Pour l'instant, quatre programmes de premier cycle sont offerts. Il s'agit des baccalauréats en éducation préscolaire et en enseignement primaire, en psychoéducation, en sciences infirmières et en travail social.

Au deuxième cycle, on offre la maîtrise en psychoéducation, en sciences infirmières, et un diplôme d'études supérieures spécialisé en sciences infirmières.

Selon le recteur, ce sont des programmes où le taux de placement est pratiquement de 100%.

Mais l'UQO ne compte pas s'arrêter en si bon chemin.

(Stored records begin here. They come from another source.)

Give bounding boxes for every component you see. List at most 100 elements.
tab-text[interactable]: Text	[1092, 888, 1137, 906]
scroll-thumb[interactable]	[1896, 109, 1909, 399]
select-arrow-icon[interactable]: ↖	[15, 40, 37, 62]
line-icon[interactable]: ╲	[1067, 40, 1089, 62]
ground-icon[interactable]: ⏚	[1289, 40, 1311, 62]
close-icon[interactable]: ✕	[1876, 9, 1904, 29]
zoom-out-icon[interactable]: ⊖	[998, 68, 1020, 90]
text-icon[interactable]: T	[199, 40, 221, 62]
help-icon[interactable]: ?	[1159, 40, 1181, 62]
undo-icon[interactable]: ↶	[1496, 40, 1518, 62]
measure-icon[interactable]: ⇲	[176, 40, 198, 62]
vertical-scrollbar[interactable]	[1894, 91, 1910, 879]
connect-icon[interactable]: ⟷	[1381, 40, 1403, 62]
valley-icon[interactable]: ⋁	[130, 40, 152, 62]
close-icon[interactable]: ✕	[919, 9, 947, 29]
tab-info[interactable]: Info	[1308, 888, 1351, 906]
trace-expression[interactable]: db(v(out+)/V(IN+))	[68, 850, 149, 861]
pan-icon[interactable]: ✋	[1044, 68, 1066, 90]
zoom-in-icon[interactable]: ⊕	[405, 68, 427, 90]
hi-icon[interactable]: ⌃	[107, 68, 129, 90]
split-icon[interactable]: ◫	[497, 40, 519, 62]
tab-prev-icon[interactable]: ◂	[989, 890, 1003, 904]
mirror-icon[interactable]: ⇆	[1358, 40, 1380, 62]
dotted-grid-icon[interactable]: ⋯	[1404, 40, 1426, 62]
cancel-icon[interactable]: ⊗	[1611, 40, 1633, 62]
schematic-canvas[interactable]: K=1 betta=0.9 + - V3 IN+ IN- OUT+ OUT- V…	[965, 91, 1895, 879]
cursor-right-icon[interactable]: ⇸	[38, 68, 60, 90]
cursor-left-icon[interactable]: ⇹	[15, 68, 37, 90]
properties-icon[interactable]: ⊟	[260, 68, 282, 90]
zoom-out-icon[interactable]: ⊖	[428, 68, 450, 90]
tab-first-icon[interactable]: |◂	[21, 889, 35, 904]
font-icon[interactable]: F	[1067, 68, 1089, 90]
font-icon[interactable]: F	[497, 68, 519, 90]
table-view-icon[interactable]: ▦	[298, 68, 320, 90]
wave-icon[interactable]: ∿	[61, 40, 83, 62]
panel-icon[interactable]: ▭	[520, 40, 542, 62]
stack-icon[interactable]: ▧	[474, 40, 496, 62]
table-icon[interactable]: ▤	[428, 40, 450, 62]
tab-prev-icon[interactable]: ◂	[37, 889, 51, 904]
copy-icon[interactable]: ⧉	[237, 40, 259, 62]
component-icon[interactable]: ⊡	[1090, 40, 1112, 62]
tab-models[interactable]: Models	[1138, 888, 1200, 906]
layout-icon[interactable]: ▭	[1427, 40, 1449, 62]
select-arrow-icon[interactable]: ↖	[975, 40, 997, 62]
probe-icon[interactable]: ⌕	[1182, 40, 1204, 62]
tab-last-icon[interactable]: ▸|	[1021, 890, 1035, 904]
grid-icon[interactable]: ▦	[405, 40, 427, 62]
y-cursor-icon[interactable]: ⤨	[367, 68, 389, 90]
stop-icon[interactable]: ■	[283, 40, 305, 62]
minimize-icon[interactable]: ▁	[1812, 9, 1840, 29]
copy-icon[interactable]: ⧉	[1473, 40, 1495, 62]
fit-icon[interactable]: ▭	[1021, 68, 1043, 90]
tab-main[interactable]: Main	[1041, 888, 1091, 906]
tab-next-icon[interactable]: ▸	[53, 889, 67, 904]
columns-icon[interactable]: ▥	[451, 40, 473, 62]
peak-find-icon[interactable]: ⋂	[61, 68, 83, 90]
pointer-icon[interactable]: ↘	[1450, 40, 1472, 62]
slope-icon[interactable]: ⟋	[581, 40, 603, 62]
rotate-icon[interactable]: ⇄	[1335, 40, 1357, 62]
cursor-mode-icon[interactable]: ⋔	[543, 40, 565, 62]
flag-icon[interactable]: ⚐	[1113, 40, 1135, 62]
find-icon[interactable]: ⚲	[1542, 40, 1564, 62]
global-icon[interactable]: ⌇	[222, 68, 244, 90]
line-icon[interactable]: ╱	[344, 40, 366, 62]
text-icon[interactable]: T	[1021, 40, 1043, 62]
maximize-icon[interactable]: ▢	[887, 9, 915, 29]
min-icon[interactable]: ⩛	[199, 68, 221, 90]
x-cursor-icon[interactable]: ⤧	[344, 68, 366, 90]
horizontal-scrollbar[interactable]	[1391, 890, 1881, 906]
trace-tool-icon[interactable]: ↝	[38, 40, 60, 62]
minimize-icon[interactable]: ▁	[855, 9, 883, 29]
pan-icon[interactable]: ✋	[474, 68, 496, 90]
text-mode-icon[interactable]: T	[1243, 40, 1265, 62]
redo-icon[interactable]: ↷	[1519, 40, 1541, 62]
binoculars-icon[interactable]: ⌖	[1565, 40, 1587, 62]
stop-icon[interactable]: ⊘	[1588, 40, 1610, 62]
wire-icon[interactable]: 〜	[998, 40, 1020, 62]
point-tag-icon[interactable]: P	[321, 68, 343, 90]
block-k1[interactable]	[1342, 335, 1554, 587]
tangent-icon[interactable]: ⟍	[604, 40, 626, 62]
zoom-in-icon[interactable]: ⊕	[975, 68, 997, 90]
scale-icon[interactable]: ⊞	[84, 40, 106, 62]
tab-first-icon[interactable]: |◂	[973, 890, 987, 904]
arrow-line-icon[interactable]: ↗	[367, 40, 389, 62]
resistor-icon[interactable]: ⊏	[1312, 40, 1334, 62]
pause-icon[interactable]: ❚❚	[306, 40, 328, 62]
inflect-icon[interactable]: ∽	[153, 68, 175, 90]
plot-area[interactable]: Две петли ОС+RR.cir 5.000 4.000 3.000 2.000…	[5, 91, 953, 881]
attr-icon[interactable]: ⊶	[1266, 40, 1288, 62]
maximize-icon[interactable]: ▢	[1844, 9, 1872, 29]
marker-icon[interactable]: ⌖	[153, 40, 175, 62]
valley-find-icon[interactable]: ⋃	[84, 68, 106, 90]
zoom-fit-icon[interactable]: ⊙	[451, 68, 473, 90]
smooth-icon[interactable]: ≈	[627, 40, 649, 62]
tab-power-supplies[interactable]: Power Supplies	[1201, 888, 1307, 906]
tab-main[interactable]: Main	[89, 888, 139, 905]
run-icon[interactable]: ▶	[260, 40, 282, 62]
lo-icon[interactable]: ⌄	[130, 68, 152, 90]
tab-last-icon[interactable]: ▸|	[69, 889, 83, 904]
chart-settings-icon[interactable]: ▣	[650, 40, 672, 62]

Dès l'automne prochain, on offrira également le baccalauréat en administration. Et au cours des cinq prochaines années, le plan de développement stratégique prévoit l'implantation d'une quinzaine de programmes, notamment dans les domaines de l'éducation, de la santé et des sciences comptables.

Parmi ceux-ci, signalons un nouveau certificat en tourisme-villégiature et développement du territoire ou développement durable.

Celui-ci répondra aux besoins de nombreuses entreprises de la région oeuvrant dans le secteur du tourisme qui cherchent des candidats bien formés pour améliorer leurs services, selon M. Vaillancourt.

Implantée depuis longtemps

L'implantation de l'UQO dans la région ne date pas d'hier. L'institution y dispense des cours un peu partout sur le territoire depuis trente ans.

Elle utilisait notamment les locaux du Cégep de Saint-Jérôme pour les cours de sciences infirmières. Désormais, les laboratoires et salles de cours seront tous réunis sous le toit du nouvel édifice de 10 132 mètres carrés et de six étages.

Celui-ci comprend aussi une bibliothèque, une didacthèque, ainsi que des aires de rencontres et de services auxiliaires. Une vingtaine de professeurs y travaillent de façon permanente, ainsi qu'une vingtaine d'employés de soutien.

C'est le Groupe AMT qui a agi à titre de partenaire privé dans la construction du bâtiment.

Par ailleurs, on prévoit que d'ici quelques années, le nouveau pavillon ne suffira plus à la demande et une seconde phase est déjà envisagée.